How often do I need to do Pilates?
Aim to do a Pilates session every other day. That way your muscles will be well rested but they will ‘remember’ how the movements felt from the previous session. There are lots of helpful movements that you can incorporate into spare moments in your everyday life, whether you are washing dishes, driving, or queuing in the bank!
I learned the Alexander Technique recently. Is it compatible with Pilates?
Pilates and Alexander both have the same goal but they take a different route to get there. Alexander Technique focuses on teaching you correct breathing and posture to help you to use your body more efficiently. Pilates uses breathing and posture as a starting point for all the exercises.
Is it ever possible for muscles to be too strong?
Certainly it is. Almost every muscle group in the body has an opposing set of muscles pulling in the opposite direction; if one group is much stronger than the other, it pulls the joints out of alignment. In the Pilates studio we identify over-strong muscles and work on the opposing set to create balance.
I can’t find my abdominal muscles. Do you think it’s possible I don’t have any?
Everyone has abdominals but in some people they are very weak. If you focus on abdominal exercises at every Pilates session and keep pulling your navel towards your spine whenever you remember during the day, I guarantee you’ll have more control over your abdominal muscles within two weeks.

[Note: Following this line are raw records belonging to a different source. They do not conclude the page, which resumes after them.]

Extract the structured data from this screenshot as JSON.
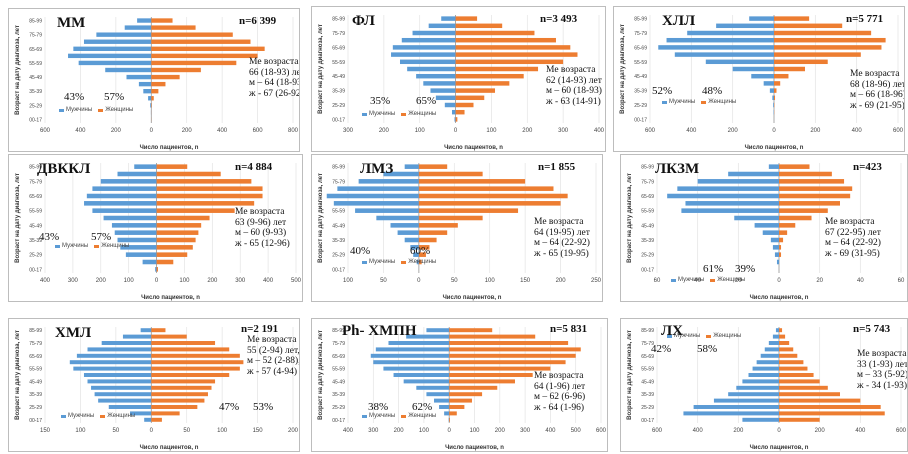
{
  "common": {
    "ylabel": "Возраст на дату диагноза, лет",
    "xlabel": "Число пациентов, n",
    "legend_male": "Мужчины",
    "legend_female": "Женщины",
    "age_groups": [
      "00-17",
      "18-24",
      "25-29",
      "30-34",
      "35-39",
      "40-44",
      "45-49",
      "50-54",
      "55-59",
      "60-64",
      "65-69",
      "70-74",
      "75-79",
      "80-84",
      "85-99"
    ],
    "male_color": "#5b9bd5",
    "female_color": "#ed7d31"
  },
  "chart_data": [
    {
      "type": "bar",
      "title": "ММ",
      "n": "n=6 399",
      "male_pct": "43%",
      "female_pct": "57%",
      "me": [
        "Ме возраста",
        "66 (18-93) лет",
        "м – 64 (18-93)",
        "ж - 67 (26-92)"
      ],
      "ticks": [
        "600",
        "400",
        "200",
        "0",
        "200",
        "400",
        "600",
        "800"
      ],
      "xlim": [
        -600,
        800
      ],
      "male": [
        1,
        2,
        6,
        18,
        45,
        70,
        140,
        260,
        410,
        470,
        440,
        380,
        310,
        150,
        80
      ],
      "female": [
        1,
        1,
        3,
        14,
        40,
        80,
        160,
        280,
        480,
        600,
        640,
        560,
        460,
        250,
        120
      ]
    },
    {
      "type": "bar",
      "title": "ФЛ",
      "n": "n=3 493",
      "male_pct": "35%",
      "female_pct": "65%",
      "me": [
        "Ме возраста",
        "62 (14-93) лет",
        "м – 60 (18-93)",
        "ж - 63 (14-91)"
      ],
      "ticks": [
        "300",
        "200",
        "100",
        "0",
        "100",
        "200",
        "300",
        "400"
      ],
      "xlim": [
        -300,
        400
      ],
      "male": [
        3,
        10,
        30,
        55,
        70,
        90,
        110,
        135,
        155,
        180,
        175,
        150,
        120,
        75,
        40
      ],
      "female": [
        5,
        25,
        50,
        80,
        110,
        150,
        190,
        230,
        300,
        340,
        320,
        280,
        220,
        130,
        60
      ]
    },
    {
      "type": "bar",
      "title": "ХЛЛ",
      "n": "n=5 771",
      "male_pct": "52%",
      "female_pct": "48%",
      "me": [
        "Ме возраста",
        "68 (18-96) лет",
        "м – 66 (18-96)",
        "ж - 69 (21-95)"
      ],
      "ticks": [
        "600",
        "400",
        "200",
        "0",
        "200",
        "400",
        "600"
      ],
      "xlim": [
        -600,
        600
      ],
      "male": [
        0,
        2,
        4,
        8,
        20,
        50,
        110,
        200,
        330,
        480,
        560,
        520,
        420,
        280,
        120
      ],
      "female": [
        0,
        1,
        2,
        5,
        12,
        30,
        70,
        150,
        260,
        420,
        520,
        540,
        470,
        330,
        170
      ]
    },
    {
      "type": "bar",
      "title": "ДВККЛ",
      "n": "n=4 884",
      "male_pct": "43%",
      "female_pct": "57%",
      "me": [
        "Ме возраста",
        "63 (9-96) лет",
        "м – 60 (9-93)",
        "ж - 65 (12-96)"
      ],
      "ticks": [
        "400",
        "300",
        "200",
        "100",
        "0",
        "100",
        "200",
        "300",
        "400",
        "500"
      ],
      "xlim": [
        -400,
        500
      ],
      "male": [
        5,
        50,
        110,
        130,
        140,
        150,
        160,
        190,
        230,
        260,
        250,
        230,
        200,
        140,
        80
      ],
      "female": [
        5,
        60,
        110,
        130,
        140,
        150,
        160,
        190,
        280,
        350,
        380,
        380,
        340,
        230,
        110
      ]
    },
    {
      "type": "bar",
      "title": "ЛМЗ",
      "n": "n=1 855",
      "male_pct": "40%",
      "female_pct": "60%",
      "me": [
        "Ме возраста",
        "64 (19-95) лет",
        "м – 64 (22-92)",
        "ж - 65 (19-95)"
      ],
      "ticks": [
        "100",
        "50",
        "0",
        "50",
        "100",
        "150",
        "200",
        "250"
      ],
      "xlim": [
        -100,
        250
      ],
      "male": [
        0,
        3,
        8,
        12,
        20,
        30,
        40,
        60,
        90,
        120,
        130,
        115,
        85,
        50,
        20
      ],
      "female": [
        0,
        4,
        10,
        15,
        25,
        40,
        55,
        90,
        140,
        200,
        210,
        190,
        150,
        90,
        40
      ]
    },
    {
      "type": "bar",
      "title": "ЛКЗМ",
      "n": "n=423",
      "male_pct": "61%",
      "female_pct": "39%",
      "me": [
        "Ме возраста",
        "67 (22-95) лет",
        "м – 64 (22-92)",
        "ж - 69 (31-95)"
      ],
      "ticks": [
        "60",
        "40",
        "20",
        "0",
        "20",
        "40",
        "60"
      ],
      "xlim": [
        -60,
        60
      ],
      "male": [
        0,
        1,
        2,
        3,
        4,
        8,
        12,
        22,
        48,
        46,
        55,
        50,
        40,
        25,
        5
      ],
      "female": [
        0,
        0,
        1,
        1,
        2,
        4,
        8,
        16,
        24,
        30,
        35,
        36,
        32,
        26,
        15
      ]
    },
    {
      "type": "bar",
      "title": "ХМЛ",
      "n": "n=2 191",
      "male_pct": "47%",
      "female_pct": "53%",
      "me": [
        "Ме возраста",
        "55 (2-94) лет,",
        "м – 52 (2-88),",
        "ж - 57 (4-94)"
      ],
      "ticks": [
        "150",
        "100",
        "50",
        "0",
        "50",
        "100",
        "150",
        "200"
      ],
      "xlim": [
        -150,
        200
      ],
      "male": [
        10,
        30,
        60,
        75,
        80,
        85,
        90,
        95,
        110,
        115,
        105,
        90,
        70,
        40,
        15
      ],
      "female": [
        15,
        40,
        65,
        75,
        80,
        85,
        90,
        110,
        125,
        130,
        125,
        110,
        90,
        50,
        20
      ]
    },
    {
      "type": "bar",
      "title": "Ph- ХМПН",
      "n": "n=5 831",
      "male_pct": "38%",
      "female_pct": "62%",
      "me": [
        "Ме возраста",
        "64 (1-96) лет",
        "м – 62 (6-96)",
        "ж - 64 (1-96)"
      ],
      "ticks": [
        "400",
        "300",
        "200",
        "100",
        "0",
        "100",
        "200",
        "300",
        "400",
        "500",
        "600"
      ],
      "xlim": [
        -400,
        600
      ],
      "male": [
        2,
        20,
        40,
        60,
        90,
        130,
        180,
        220,
        260,
        300,
        310,
        290,
        240,
        170,
        90
      ],
      "female": [
        3,
        30,
        60,
        90,
        130,
        190,
        260,
        330,
        400,
        460,
        500,
        520,
        470,
        340,
        170
      ]
    },
    {
      "type": "bar",
      "title": "ЛХ",
      "n": "n=5 743",
      "male_pct": "42%",
      "female_pct": "58%",
      "me": [
        "Ме возраста",
        "33 (1-93) лет",
        "м – 33 (5-92)",
        "ж - 34 (1-93)"
      ],
      "ticks": [
        "600",
        "400",
        "200",
        "0",
        "200",
        "400",
        "600"
      ],
      "xlim": [
        -600,
        600
      ],
      "male": [
        180,
        470,
        420,
        320,
        250,
        210,
        180,
        150,
        130,
        110,
        90,
        70,
        50,
        30,
        15
      ],
      "female": [
        200,
        520,
        500,
        400,
        300,
        240,
        200,
        170,
        140,
        120,
        90,
        70,
        50,
        30,
        15
      ]
    }
  ]
}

Any tips to stop me getting stiff shoulders after a day at the office?
Make sure your chair is close enough to your desk to keep your lower arms at right angles to your torso. Your knees should be bent at right angles and feet flat on the floor. Don’t cross your legs! If you have to lean forwards, lean from the hips, not the lower back. Don’t spend more than 30 minutes in this position. Take frequent breaks to do some simple Pilates exercises.